The current generation of autonomous drone navigation and flightpath planning systems are almost too precise, demanding hundreds of measurements be taken so that the UAV knows exactly where it is in space at any given moment. And if those readings are off by even a little, then the drone is in for an impact. What’s more, all that data collection is computationally intensive — especially for smaller drones where the space and weight capacities are limited.
The new NanoMap system from MIT’s Computer Science and Artificial Intelligence Laboratory (CSAIL), however, strikes the right balance between accuracy and speed. With it, drones can navigate heavily populated areas — think forests or Amazon fulfillment centers — at up to 20 mph. Simply put, the system doesn’t sweat the details.
Unlike other common mapping systems, such as simultaneous localization and mapping (SLAM), which are data intensive and difficult to maintain at real-time, the NanoMap uses depth-sensing to measure just the drone’s immediate surroundings.
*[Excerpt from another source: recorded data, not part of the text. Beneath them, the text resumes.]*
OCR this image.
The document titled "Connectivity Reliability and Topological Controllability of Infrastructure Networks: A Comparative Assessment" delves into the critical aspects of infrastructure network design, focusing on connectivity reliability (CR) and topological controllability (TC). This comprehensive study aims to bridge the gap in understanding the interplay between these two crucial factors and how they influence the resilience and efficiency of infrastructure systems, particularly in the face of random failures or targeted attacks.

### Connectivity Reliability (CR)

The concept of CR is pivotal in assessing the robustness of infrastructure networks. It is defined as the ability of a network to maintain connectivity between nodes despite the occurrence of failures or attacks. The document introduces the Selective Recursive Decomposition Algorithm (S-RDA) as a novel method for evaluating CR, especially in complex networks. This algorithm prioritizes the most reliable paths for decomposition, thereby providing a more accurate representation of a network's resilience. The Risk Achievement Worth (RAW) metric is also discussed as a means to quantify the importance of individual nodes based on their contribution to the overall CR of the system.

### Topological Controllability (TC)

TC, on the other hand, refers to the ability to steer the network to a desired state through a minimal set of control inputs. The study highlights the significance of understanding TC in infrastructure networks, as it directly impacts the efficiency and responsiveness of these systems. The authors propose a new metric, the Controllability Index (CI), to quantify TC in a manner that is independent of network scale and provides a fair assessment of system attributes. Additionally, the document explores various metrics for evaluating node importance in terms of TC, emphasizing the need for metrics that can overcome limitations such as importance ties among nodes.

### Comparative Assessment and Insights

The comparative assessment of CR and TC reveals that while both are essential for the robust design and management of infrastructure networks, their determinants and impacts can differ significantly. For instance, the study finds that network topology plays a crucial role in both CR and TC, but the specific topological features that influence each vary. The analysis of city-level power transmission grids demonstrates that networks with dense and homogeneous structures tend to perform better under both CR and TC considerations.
This enables the drone to understand generally where it is in relation to obstacles and anticipate how it will need to change course to avoid them.
“The key difference to previous work is that the researchers created a map consisting of a set of images with their position uncertainty rather than just a set of images and their positions and orientation,” says Sebastian Scherer, a systems scientist at Carnegie Mellon University’s Robotics Institute, wrote in an MIT release. “Keeping track of the uncertainty has the advantage of allowing the use of previous images even if the robot doesn’t know exactly where it is and allows in improved planning.”
This uncertainty is surprisingly helpful. Without working the factor into its modeling, MIT’s test drone would crash roughly 25 percent of the time whenever it drifted more than 5 percent away from where it expected to be. But by incorporating that uncertainty, the MIT team was able to reduce crashes to just 2 percent of its flights.